His "The Caliphate of Terror" (2015) has been presented by Roberto Saviano as the book "we all should read".

His book "La nuova guerra contro le democrazie" was published in 2024.

=== Editor-in-chief of La Stampa and la Repubblica ===
On 26 November 2015, Molinari is nominated new editor-in-chief of the Turin daily La Stampa, replacing Mario Calabresi, who was heading to Rome to take the place of Ezio Mauro as editor-in-chief of La Repubblica.
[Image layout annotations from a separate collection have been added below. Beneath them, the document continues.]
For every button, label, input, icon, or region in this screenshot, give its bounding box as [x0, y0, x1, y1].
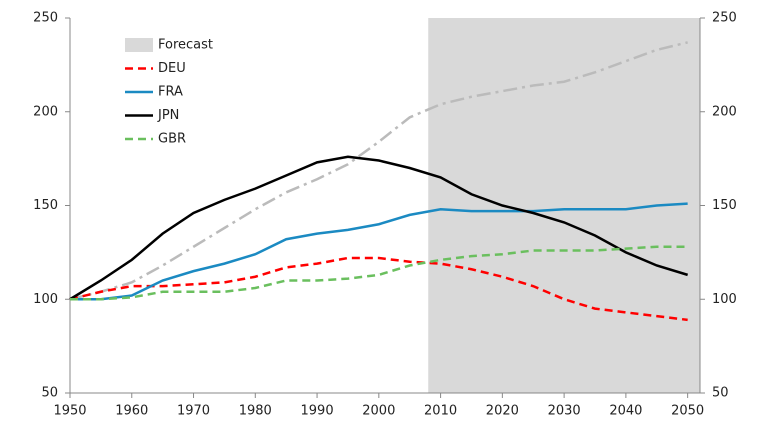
legend-label: JPN: [157, 108, 179, 123]
x-tick-label: 1970: [177, 404, 210, 419]
legend-label: GBR: [158, 132, 186, 147]
legend-label: DEU: [158, 61, 186, 76]
y2-tick-label: 150: [712, 198, 737, 213]
y2-tick-label: 250: [712, 11, 737, 26]
y-tick-label: 50: [41, 386, 58, 401]
x-tick-label: 2000: [362, 404, 395, 419]
x-tick-label: 2020: [486, 404, 519, 419]
x-tick-label: 2040: [609, 404, 642, 419]
x-tick-label: 2050: [671, 404, 704, 419]
series-line: [69, 256, 688, 322]
y2-tick-label: 200: [712, 104, 737, 119]
x-tick-label: 1980: [239, 404, 272, 419]
series-line: [69, 41, 688, 301]
y-tick-label: 200: [33, 104, 58, 119]
y-tick-label: 100: [33, 292, 58, 307]
legend-swatch: [125, 38, 153, 52]
series-line: [70, 202, 688, 301]
y2-tick-label: 50: [712, 386, 729, 401]
x-tick-label: 2010: [424, 404, 457, 419]
y2-tick-label: 100: [712, 292, 737, 307]
legend-label: Forecast: [158, 38, 213, 53]
x-tick-label: 1990: [301, 404, 334, 419]
x-tick-label: 2030: [548, 404, 581, 419]
y-tick-label: 150: [33, 198, 58, 213]
y-tick-label: 250: [33, 11, 58, 26]
legend-label: FRA: [158, 85, 183, 100]
x-tick-label: 1950: [53, 404, 86, 419]
x-tick-label: 1960: [115, 404, 148, 419]
series-line: [69, 155, 689, 301]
The president of EXOR, John Elkann, chooses Molinari over the deputy editor Massimo Gramellini, and flanks him with Massimo Russo (former editor of Wired Italia) as co-director. In December 2017, Molinari became editorial director of GNN, the Gedi News Network that includes La Stampa, Secolo XIX and the local papers of the former Finegil Group. On 23 April 2020, he became editor-in-chief of la Repubblica.
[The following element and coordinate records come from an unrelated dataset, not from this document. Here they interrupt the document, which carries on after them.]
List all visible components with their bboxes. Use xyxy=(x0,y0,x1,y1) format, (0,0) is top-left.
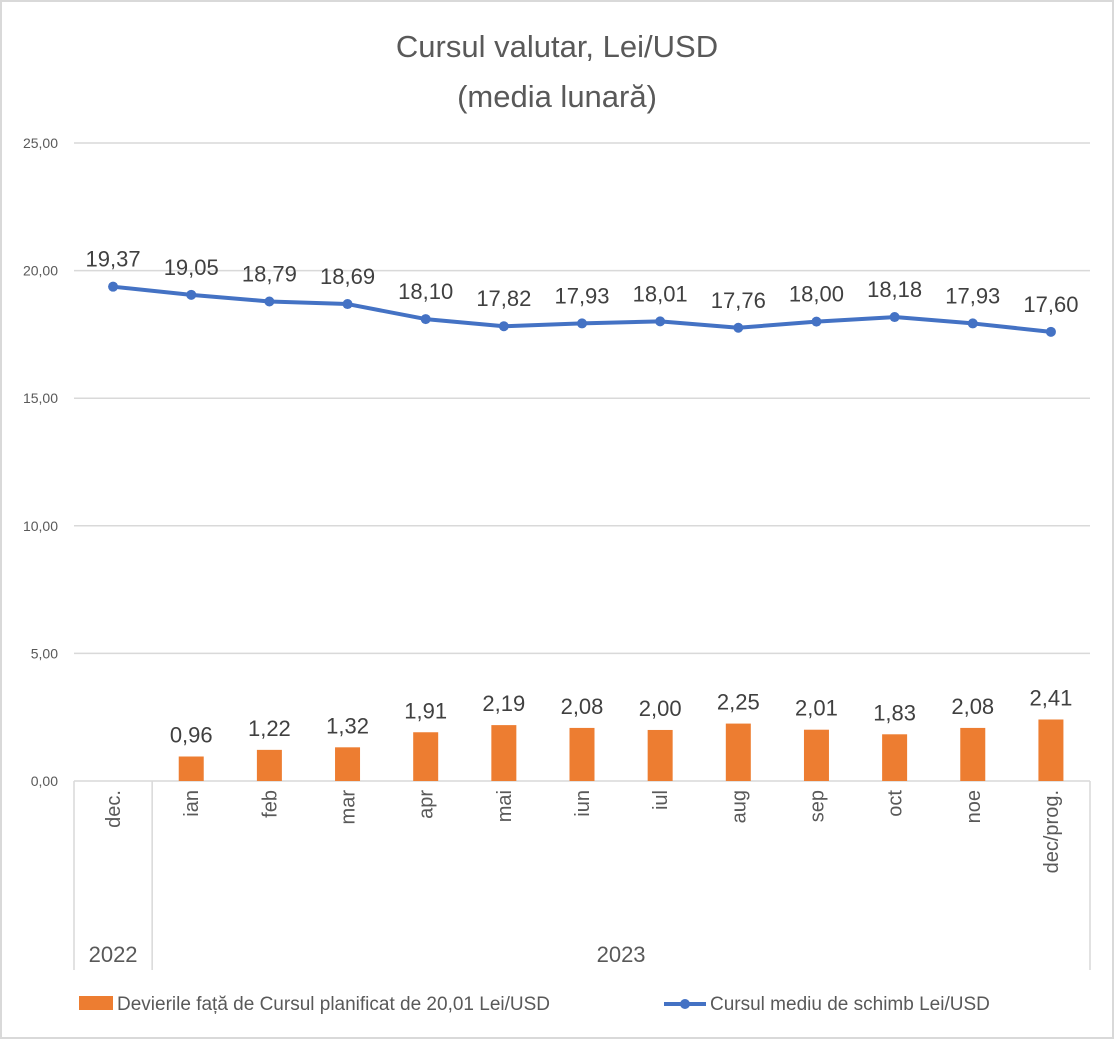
chart-title-line-2: (media lunară) xyxy=(457,79,657,114)
line-data-label: 17,82 xyxy=(476,286,531,311)
line-series xyxy=(108,281,1056,337)
legend-bar-label: Devierile față de Cursul planificat de 2… xyxy=(117,994,550,1015)
bar xyxy=(1038,719,1064,781)
x-tick-label: ian xyxy=(181,790,203,817)
x-tick-label: mai xyxy=(494,790,516,822)
line-data-label: 18,01 xyxy=(633,281,688,306)
x-tick-label: iun xyxy=(572,790,594,817)
line-point xyxy=(420,314,431,325)
x-group-label: 2023 xyxy=(597,942,646,967)
y-tick-label: 25,00 xyxy=(23,135,58,151)
gridlines xyxy=(74,142,1090,782)
chart-title-line-1: Cursul valutar, Lei/USD xyxy=(396,29,718,64)
x-tick-label: oct xyxy=(885,790,907,817)
y-tick-label: 0,00 xyxy=(31,773,58,789)
legend-item-line[interactable]: Cursul mediu de schimb Lei/USD xyxy=(664,994,990,1015)
x-tick-label: iul xyxy=(650,790,672,810)
bar-data-label: 2,00 xyxy=(639,696,682,721)
bar xyxy=(413,732,439,781)
x-tick-label: noe xyxy=(963,790,985,823)
line-point xyxy=(498,321,509,332)
line-data-label: 18,79 xyxy=(242,261,297,286)
bar-data-label: 1,83 xyxy=(873,700,916,725)
bar-data-label: 2,19 xyxy=(482,691,525,716)
legend-item-bars[interactable]: Devierile față de Cursul planificat de 2… xyxy=(79,994,550,1015)
line-data-label: 17,60 xyxy=(1023,292,1078,317)
line-point xyxy=(655,316,666,327)
x-tick-label: sep xyxy=(806,790,828,822)
line-point xyxy=(577,318,587,329)
line-data-label: 17,93 xyxy=(554,283,609,308)
x-tick-label: dec. xyxy=(103,790,125,828)
line-point xyxy=(264,296,275,307)
line-data-label: 18,00 xyxy=(789,282,844,307)
line-point xyxy=(889,312,900,323)
line-data-label: 19,05 xyxy=(164,255,219,280)
y-axis: 0,00 5,00 10,00 15,00 20,00 25,00 xyxy=(23,135,58,789)
bar xyxy=(960,727,986,781)
line-data-label: 17,93 xyxy=(945,283,1000,308)
bar-data-label: 2,08 xyxy=(951,694,994,719)
x-tick-label: mar xyxy=(338,790,360,825)
bar-data-label: 1,32 xyxy=(326,713,369,738)
bar xyxy=(725,723,751,781)
bar-series xyxy=(178,719,1064,781)
line-point xyxy=(186,289,197,300)
x-tick-label: feb xyxy=(259,790,281,818)
bar-data-label: 1,91 xyxy=(404,698,447,723)
line-data-label: 19,37 xyxy=(86,247,141,272)
bar xyxy=(491,725,517,781)
bar-data-label: 2,01 xyxy=(795,696,838,721)
legend: Devierile față de Cursul planificat de 2… xyxy=(79,994,990,1015)
line-point xyxy=(1045,326,1056,337)
line-point xyxy=(342,299,353,310)
bar-data-label: 2,25 xyxy=(717,690,760,715)
x-group-label: 2022 xyxy=(89,942,138,967)
bar xyxy=(569,727,595,781)
y-tick-label: 10,00 xyxy=(23,518,58,534)
line-data-label: 18,18 xyxy=(867,277,922,302)
bar xyxy=(647,729,673,781)
legend-bar-swatch xyxy=(79,996,113,1010)
bar-data-label: 2,41 xyxy=(1030,685,1073,710)
y-tick-label: 20,00 xyxy=(23,263,58,279)
line-point xyxy=(967,318,978,329)
x-tick-label: aug xyxy=(728,790,750,823)
line-data-label: 18,10 xyxy=(398,279,453,304)
x-tick-label: dec/prog. xyxy=(1041,790,1063,873)
bar-data-label: 1,22 xyxy=(248,716,291,741)
x-axis: 2022 2023 dec. ian feb mar apr mai iun iul aug sep o… xyxy=(73,781,1091,970)
line-data-label: 17,76 xyxy=(711,288,766,313)
chart-title: Cursul valutar, Lei/USD (media lunară) xyxy=(396,29,718,114)
bar-data-label: 0,96 xyxy=(170,723,213,748)
legend-line-marker xyxy=(680,999,690,1009)
line-point xyxy=(108,281,119,292)
legend-line-label: Cursul mediu de schimb Lei/USD xyxy=(710,994,990,1015)
line-data-label: 18,69 xyxy=(320,264,375,289)
bar xyxy=(803,729,829,781)
y-tick-label: 15,00 xyxy=(23,390,58,406)
line-point xyxy=(733,322,744,333)
y-tick-label: 5,00 xyxy=(31,645,58,661)
x-tick-label: apr xyxy=(416,790,438,819)
bar xyxy=(178,756,204,781)
bar xyxy=(256,749,282,781)
bar xyxy=(335,747,361,781)
bar-data-label: 2,08 xyxy=(561,694,604,719)
bar xyxy=(882,734,908,781)
data-labels: 0,96 1,22 1,32 1,91 2,19 2,08 2,00 2,25 2,01 1,83… xyxy=(86,247,1079,748)
line-point xyxy=(811,316,822,327)
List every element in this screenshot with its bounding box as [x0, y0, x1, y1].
On 17 July 2021, his newspaper, la Repubblica, had the infamous "Hunt for the non-vaccinated. They are 17 million more" on its front page. In November 2021, Molinari was attacked by Maria Zakharova, spokeswoman for the Kremlin's Ministry of Foreign Affairs, because of a news analysis about Putin's grip on the European Union. "Russian President Vladimir Putin poses a hybrid threat", wrote Molinari, "generating parallel crises to grip the European Union in a vice". Zakharova called Molinari's analysis "a delicious absurdity". Decode39 noted that in denying accusations, the Kremlin confirms its whole line from Ukraine to natural gas.

On 9 April 2024, Molinari was distrusted by the editorial staff of La Repubblica following a series of disputes. The no-confidence was motivated by Molinari's decision to eliminate 100,000 copies of the Affari&Finanza insert following an article unpopular with the newspaper's ownership and subsequently replaced, as well as a prior editorial management that saw the divestment of parts of the editorial group, an editorial line close to business and industrial interests, and pro-Israeli foreign political positions.

These actions generated discontent among journalists and readers, culminating in the no-confidence motion passed with 164 votes in favour and 55 against.

== Participation in Bilderberg and WEF meetings==
Maurizio Molinari was a participant in the 2017 Bilderberg Meeting, as noted in the official website of the Bilderberg group, which publishes the list of participants, as well as of the 2019 and 2020 WEF Annual Meeting.